How do I evaluate my resellers beyond revenue? ... Sales Performance

By Anna Sophie Gross Mar 5, 2018

All too often manufacturers fall into the trap of only rewarding and incentivizing their distributors, sellers and marketers for quantity of sales. This means they ignore other, really important signifiers that their sellers are doing a great job, and adding significant value to their brand.

This is the second part of a four part series about ways you can track, evaluate and reward your resellers on activities other than quantity of sales. Today we’ll be focusing on incentivizing and rewarding resellers based on their sales performance.

What we ask you to do, is to extend and expand in your mind what you think of as a good seller. Being good at selling your manufactured goods does not just mean flogging the highest quantity of goods you possible can.

Average Contract Value

One thing you can measure your resellers on is their average contract value, i.e. how much their contract with you is worth. ACV  measures the value of the contract over a 12-month period.

You can then rank and tier each of your resellers based on this metric: from ‘just registered’, to ‘silver’, ‘gold’, and ‘premium’. That adds a bit of healthy competition, and allows members to see where they stand in relation to one another.

Average Order Value

This is a metric which is often overlooked by manufacturers. Basically, it doesn’t just matter how much people are selling, it also matters what each of their sales is worth. If you have a contractor, distributor or VAR who tends to make really high value sales, you want to be tracking, recognising and rewarding that. It’s a no-brainer, right?

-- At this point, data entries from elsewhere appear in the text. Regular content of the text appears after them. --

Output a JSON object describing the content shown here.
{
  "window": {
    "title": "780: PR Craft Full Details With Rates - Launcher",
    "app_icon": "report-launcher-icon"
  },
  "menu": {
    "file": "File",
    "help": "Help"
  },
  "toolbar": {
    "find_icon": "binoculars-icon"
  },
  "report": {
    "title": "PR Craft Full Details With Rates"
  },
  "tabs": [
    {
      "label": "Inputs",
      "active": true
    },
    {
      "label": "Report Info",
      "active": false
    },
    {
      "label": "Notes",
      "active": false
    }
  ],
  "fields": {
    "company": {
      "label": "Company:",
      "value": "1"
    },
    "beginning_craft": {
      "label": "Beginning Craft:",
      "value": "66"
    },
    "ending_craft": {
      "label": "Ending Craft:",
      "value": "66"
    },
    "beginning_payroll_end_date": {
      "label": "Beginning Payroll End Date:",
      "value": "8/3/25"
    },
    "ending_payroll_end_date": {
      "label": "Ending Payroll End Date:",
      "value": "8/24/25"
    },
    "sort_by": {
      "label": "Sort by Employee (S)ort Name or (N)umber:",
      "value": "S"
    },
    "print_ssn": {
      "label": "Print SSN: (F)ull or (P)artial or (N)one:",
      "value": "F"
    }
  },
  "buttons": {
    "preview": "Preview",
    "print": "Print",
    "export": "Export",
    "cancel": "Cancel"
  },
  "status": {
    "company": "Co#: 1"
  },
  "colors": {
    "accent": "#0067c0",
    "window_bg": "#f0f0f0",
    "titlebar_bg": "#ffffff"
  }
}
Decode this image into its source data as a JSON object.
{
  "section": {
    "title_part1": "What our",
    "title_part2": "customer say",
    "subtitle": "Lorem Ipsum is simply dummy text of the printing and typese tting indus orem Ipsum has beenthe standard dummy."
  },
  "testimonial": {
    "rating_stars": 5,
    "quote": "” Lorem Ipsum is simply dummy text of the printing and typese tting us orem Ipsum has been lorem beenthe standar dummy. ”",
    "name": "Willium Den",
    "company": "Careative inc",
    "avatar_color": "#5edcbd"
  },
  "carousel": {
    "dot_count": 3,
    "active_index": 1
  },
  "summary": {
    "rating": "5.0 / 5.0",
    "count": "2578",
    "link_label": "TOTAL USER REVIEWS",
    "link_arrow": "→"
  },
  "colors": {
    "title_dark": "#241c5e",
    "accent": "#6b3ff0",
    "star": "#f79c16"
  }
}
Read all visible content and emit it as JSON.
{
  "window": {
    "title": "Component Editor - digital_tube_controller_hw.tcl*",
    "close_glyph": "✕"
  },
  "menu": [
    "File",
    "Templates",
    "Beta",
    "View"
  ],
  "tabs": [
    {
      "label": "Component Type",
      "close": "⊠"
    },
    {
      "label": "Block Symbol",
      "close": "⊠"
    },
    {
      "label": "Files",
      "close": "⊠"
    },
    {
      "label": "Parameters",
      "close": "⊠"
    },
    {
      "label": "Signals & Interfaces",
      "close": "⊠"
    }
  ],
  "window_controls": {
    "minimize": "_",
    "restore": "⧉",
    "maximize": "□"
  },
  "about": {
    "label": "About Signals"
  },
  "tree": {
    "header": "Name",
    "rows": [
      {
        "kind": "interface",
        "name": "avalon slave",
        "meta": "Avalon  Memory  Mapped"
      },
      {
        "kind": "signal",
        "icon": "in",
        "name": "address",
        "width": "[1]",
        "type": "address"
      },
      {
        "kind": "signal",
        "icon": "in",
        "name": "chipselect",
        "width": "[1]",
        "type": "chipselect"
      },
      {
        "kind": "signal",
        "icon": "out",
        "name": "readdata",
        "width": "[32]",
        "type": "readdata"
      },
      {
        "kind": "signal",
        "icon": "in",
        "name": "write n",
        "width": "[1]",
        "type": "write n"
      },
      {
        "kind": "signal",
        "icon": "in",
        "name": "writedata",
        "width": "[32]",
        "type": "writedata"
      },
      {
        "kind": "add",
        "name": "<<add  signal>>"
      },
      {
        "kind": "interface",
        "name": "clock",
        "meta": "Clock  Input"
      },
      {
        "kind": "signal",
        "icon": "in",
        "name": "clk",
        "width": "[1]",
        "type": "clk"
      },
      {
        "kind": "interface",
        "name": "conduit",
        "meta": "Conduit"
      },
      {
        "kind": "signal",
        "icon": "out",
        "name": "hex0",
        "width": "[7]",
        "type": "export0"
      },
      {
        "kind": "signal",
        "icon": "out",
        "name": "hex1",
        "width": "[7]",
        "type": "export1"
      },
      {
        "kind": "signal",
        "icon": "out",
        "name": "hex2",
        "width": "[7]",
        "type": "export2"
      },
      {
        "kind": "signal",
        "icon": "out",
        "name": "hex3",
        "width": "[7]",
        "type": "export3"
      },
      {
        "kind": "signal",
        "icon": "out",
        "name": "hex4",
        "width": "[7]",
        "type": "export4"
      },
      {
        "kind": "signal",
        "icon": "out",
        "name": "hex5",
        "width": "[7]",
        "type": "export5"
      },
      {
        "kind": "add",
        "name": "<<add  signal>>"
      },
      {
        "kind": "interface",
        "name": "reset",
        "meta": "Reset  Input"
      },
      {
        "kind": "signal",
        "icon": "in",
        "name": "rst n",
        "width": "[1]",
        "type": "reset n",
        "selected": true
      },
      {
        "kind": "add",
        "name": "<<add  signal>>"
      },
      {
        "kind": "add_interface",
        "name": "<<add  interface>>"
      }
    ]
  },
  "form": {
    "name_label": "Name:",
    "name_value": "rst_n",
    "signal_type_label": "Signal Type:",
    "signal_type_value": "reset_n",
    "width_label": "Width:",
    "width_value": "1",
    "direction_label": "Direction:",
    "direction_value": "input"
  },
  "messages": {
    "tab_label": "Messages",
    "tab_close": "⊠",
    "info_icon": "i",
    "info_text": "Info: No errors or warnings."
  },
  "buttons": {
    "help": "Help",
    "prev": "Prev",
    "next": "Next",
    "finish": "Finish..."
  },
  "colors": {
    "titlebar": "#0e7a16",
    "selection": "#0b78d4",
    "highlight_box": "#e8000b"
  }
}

You can monitor average order value (AOV) on a centralised platform, and then keep your resellers informed about how they sit in relation to their peers. Again, this adds a healthy sprinkling of competition to drive better performance and higher value sales.


Another useful way of measuring the business prowess and value of your resellers is by keeping track of their entire pipeline. You can measure what percentage of their sales reach certain pipeline markers, from identification to qualification, to proposal, to negotiation stage.

You can then set markers. Let’s say you want your contractors to get 30% of their leads to qualification stage. You can set your program so that when they reach that target they earn points towards rewards, bonuses or untapped leads. You can do the same for every tier of the pipeline process.

This is really clever manufacturer behaviour because it means you’re keeping tabs and incentivizing positive behaviors at every stage of the deal process. You’re not just saying, “I want lots of closed deals”, you’re saying:

“Here’s how you break down a deal, and I recognise that not every deal will be successful but I want you to try at every single stage. You should be striving to take every identified lead up one rung, and here’s a realistic goal you can work to.”

It’s all about broadening your horizons when it comes to assessing and rewarding your resellers for their sales performance. I hope we’ve shown how the value each distributor, contractor, VAR and marketer has for your company is not just about the quantity of sales they make, but also about their average value order, and success at moving leads along the sales pipeline.